Commercial music station Greatest Hits Radio now has a larger audience than BBC Radio 1, figures show.

The station, which is home to several former BBC DJs including Ken Bruce and Simon Mayo, had an average weekly audience of 7.69 million across January to March of this year.

This is up 14 per cent, or nearly a million, from 6.75 million in the previous three months, and a jump of 50 per cent from 5.12 million a year earlier.

The success of Greatest Hits Radio has been driven by flagship signings such as Ken Bruce, who joined the station from BBC Radio 2 in April 2023, bringing with him the much-loved Popmaster quiz.

Simon Mayo, the former Radio 2 drivetime host, has presented the same slot on Greatest Hits Radio since March 2021.

The station features other broadcasters who once had long-running shows on BBC radio, including Paul Gambaccini, Jackie Brambles, Alex Lester and Richard Allinson.

Simon Mayo
Simon May has been in the same Greatest Hits Radio slot for three years - Eamonn M. McCormack/Getty

Its weekly audience of 7.69 million in January to March of this year was large enough to outrank BBC Radio 1 for the first time, which had 7.31 million listeners across the same period, according to data published by the research body Rajar.

Greatest Hits Radio targets a different audience from Radio 1, concentrating on music from the 1970s, 1980s and 1990 rather than contemporary pop and dance.

But the crossover reflects how the UK’s listening habits have changed rapidly in recent years, accompanied by major changes within the radio industry.

BBC Radio 2 continues to have a healthy lead over all other music stations, with an average weekly audience of 13.23 million people in the latest quarter, broadly unchanged on the previous three months.

The station shed a million listeners in the immediate aftermath of Ken Bruce’s departure in spring 2023, but this decline has not continued and its figures look to have levelled off.

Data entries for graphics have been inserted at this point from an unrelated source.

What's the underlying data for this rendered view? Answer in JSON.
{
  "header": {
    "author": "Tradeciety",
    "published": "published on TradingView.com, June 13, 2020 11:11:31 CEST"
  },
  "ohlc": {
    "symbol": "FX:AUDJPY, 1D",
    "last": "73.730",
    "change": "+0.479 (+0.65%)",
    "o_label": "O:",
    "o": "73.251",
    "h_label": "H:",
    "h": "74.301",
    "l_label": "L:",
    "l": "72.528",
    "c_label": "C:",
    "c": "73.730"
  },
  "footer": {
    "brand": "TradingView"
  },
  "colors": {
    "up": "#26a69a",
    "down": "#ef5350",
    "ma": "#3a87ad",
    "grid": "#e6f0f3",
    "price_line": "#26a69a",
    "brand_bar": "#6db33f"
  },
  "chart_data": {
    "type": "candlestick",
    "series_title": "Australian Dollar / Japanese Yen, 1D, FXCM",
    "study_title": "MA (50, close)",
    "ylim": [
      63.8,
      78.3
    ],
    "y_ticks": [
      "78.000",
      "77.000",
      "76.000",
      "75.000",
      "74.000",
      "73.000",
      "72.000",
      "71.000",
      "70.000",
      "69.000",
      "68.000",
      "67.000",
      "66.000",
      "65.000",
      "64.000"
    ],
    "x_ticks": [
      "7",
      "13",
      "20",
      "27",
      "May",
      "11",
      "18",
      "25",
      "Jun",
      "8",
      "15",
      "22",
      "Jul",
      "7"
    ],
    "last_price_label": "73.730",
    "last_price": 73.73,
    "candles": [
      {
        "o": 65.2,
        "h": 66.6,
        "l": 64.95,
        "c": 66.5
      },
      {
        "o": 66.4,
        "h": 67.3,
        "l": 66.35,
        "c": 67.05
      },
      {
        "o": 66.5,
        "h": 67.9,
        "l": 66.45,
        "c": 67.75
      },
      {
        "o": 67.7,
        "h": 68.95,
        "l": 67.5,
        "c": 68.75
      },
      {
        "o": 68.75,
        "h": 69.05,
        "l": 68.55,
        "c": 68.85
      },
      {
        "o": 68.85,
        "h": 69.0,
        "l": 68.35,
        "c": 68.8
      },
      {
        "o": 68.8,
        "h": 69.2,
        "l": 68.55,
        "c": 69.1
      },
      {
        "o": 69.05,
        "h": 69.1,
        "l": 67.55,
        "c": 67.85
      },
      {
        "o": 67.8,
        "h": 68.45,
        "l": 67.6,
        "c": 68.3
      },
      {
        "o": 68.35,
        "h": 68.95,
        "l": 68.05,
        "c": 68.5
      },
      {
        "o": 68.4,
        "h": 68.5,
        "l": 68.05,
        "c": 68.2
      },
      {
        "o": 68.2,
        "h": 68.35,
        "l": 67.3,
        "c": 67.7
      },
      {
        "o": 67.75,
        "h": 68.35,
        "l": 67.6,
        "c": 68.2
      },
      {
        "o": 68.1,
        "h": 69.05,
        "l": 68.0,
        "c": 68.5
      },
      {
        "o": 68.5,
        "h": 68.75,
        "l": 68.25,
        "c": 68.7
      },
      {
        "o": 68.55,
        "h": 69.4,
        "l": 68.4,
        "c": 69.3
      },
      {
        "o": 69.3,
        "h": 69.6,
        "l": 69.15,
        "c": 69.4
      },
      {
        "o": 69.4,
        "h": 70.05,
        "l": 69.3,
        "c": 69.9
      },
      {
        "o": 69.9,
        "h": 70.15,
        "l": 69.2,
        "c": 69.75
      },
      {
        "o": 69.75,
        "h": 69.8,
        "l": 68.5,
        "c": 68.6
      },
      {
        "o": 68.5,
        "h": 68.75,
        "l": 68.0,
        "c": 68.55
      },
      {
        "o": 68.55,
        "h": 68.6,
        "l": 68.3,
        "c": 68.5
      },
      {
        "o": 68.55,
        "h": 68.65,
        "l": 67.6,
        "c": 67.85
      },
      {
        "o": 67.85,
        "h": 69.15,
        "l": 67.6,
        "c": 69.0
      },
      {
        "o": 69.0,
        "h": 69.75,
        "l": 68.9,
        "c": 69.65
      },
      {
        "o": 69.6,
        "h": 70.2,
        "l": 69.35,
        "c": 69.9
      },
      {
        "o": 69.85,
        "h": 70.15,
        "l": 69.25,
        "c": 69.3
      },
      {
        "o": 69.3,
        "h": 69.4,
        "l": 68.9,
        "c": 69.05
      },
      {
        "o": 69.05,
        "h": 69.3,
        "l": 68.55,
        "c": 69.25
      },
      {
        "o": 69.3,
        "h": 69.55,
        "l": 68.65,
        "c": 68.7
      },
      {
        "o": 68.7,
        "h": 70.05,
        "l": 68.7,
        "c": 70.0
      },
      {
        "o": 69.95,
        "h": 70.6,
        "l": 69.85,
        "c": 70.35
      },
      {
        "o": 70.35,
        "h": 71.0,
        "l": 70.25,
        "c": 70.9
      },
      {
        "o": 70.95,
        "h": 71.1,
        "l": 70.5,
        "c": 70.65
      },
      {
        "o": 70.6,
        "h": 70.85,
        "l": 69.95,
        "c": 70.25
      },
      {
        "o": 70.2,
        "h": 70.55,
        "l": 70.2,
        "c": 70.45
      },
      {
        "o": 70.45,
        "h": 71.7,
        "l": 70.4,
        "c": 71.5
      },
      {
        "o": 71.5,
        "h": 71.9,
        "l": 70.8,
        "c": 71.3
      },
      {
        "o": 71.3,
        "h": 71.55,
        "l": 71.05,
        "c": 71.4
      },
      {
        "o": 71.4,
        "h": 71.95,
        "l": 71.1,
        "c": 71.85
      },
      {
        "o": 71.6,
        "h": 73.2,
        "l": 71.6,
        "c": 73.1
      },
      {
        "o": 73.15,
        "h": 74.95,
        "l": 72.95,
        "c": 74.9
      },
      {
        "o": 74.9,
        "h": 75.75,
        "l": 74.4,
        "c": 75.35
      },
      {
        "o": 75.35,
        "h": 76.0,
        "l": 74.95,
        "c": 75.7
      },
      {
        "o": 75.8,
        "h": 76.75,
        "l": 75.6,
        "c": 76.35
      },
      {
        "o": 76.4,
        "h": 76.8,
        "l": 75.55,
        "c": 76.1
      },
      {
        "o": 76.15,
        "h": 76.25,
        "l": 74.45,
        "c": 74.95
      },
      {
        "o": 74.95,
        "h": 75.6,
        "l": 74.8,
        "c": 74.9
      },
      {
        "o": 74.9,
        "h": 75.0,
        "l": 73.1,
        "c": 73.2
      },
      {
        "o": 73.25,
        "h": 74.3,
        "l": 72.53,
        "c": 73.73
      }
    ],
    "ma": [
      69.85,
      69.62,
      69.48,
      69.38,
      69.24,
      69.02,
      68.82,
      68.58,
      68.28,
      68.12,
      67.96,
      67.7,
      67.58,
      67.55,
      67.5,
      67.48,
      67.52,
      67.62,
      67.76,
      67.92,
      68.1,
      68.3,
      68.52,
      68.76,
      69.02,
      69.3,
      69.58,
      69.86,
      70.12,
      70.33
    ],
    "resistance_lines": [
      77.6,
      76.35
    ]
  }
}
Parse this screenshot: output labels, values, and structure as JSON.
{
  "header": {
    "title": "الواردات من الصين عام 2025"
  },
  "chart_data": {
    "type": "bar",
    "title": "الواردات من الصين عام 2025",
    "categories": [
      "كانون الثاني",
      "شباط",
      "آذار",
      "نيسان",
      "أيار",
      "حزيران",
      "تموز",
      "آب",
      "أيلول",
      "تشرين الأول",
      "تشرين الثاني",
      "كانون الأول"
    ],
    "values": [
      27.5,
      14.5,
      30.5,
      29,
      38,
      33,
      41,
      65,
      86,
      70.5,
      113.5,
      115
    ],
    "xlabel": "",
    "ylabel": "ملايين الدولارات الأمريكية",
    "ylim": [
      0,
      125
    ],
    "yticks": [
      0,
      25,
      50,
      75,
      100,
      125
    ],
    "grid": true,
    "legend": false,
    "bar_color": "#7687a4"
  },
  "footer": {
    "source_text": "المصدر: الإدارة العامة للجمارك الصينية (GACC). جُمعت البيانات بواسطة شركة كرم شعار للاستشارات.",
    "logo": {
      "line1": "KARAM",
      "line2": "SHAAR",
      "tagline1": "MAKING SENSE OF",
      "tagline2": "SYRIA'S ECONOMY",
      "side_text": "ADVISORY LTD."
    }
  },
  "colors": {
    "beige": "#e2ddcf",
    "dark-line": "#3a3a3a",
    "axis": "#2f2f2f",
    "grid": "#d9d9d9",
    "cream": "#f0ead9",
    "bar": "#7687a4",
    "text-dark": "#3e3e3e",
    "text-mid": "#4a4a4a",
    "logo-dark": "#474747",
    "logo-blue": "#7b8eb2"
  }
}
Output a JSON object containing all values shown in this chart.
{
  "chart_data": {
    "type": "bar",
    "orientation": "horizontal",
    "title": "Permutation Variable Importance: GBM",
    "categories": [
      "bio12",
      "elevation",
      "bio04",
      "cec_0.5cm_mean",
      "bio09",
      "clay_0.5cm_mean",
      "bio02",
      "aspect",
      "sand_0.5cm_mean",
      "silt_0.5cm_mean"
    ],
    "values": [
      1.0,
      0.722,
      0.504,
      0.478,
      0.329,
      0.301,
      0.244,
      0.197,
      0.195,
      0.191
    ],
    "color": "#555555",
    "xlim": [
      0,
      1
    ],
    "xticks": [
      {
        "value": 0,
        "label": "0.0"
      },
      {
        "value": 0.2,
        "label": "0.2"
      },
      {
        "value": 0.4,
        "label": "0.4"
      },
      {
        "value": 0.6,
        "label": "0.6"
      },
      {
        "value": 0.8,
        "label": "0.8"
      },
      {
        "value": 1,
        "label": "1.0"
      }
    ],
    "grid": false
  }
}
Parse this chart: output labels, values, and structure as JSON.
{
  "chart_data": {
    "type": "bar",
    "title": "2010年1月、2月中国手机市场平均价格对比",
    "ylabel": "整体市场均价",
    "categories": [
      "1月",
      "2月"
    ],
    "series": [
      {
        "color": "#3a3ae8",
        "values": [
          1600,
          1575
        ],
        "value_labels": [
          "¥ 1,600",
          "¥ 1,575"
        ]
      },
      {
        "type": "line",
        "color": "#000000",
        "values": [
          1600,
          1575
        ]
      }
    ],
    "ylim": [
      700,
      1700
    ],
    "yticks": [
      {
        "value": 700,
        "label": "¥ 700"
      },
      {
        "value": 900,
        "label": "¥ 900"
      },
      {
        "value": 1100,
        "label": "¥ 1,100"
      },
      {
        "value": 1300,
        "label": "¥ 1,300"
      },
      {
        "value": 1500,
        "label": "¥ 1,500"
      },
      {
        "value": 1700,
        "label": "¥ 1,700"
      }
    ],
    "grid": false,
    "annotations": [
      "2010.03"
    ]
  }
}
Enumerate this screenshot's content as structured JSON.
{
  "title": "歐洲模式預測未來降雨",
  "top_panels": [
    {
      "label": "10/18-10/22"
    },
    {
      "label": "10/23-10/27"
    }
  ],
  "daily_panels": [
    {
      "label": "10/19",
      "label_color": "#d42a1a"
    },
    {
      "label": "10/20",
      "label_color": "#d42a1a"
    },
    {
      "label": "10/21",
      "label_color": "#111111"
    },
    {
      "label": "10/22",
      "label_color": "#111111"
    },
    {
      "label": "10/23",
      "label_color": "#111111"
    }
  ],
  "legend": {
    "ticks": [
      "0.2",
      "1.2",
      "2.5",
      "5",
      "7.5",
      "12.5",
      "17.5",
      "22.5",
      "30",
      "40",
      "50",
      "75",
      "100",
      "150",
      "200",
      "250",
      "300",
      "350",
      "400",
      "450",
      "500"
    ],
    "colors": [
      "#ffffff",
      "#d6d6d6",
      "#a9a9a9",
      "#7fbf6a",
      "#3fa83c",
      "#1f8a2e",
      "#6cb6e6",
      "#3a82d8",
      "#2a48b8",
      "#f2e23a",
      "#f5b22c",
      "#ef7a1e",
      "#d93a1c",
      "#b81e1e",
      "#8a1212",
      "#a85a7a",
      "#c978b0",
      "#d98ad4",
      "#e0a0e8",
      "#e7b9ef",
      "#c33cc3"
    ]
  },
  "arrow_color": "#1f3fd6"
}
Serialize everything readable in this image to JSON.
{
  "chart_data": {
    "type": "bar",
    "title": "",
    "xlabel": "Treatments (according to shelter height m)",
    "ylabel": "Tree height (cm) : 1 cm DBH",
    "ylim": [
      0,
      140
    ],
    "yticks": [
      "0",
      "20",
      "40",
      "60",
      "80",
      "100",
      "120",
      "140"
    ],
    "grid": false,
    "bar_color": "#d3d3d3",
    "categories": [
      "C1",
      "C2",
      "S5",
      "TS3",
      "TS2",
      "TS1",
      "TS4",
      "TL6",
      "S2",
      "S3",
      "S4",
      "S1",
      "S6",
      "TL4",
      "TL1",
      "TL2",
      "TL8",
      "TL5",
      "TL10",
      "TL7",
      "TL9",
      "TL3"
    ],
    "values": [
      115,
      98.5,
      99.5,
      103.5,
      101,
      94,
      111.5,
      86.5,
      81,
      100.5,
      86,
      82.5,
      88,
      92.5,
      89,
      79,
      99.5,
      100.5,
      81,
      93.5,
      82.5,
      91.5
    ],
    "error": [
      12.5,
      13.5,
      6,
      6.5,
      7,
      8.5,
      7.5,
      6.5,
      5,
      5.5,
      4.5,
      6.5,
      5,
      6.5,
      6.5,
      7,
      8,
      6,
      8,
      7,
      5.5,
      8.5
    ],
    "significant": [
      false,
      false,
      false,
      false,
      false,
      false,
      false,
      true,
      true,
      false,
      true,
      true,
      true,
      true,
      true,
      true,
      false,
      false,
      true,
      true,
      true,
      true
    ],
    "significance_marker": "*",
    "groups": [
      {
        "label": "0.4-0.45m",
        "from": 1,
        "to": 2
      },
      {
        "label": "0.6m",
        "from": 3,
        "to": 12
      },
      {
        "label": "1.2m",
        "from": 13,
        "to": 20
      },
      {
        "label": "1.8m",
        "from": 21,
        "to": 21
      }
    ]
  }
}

Radio 1 is also holding steady, with its latest figure of 7.31 million down only slightly from 7.33 million in the previous quarter.

But listeners to the BBC’s local and regional stations have continued to fall, with a total average audience of 6.85 million in January to March 2024, down from 6.99 million in the previous quarter and 7.38 million a year earlier.

The fall has come as the corporation has sought to make savings in the face of high inflation and a licence fee freeze, including plans for local stations to share more content and transmit fewer programmes unique to their areas.

In July-September 2021, the first quarter since Rajar resumed reporting after the Covid-19 pandemic, the BBC’s local and regional audience stood at 9.16 million.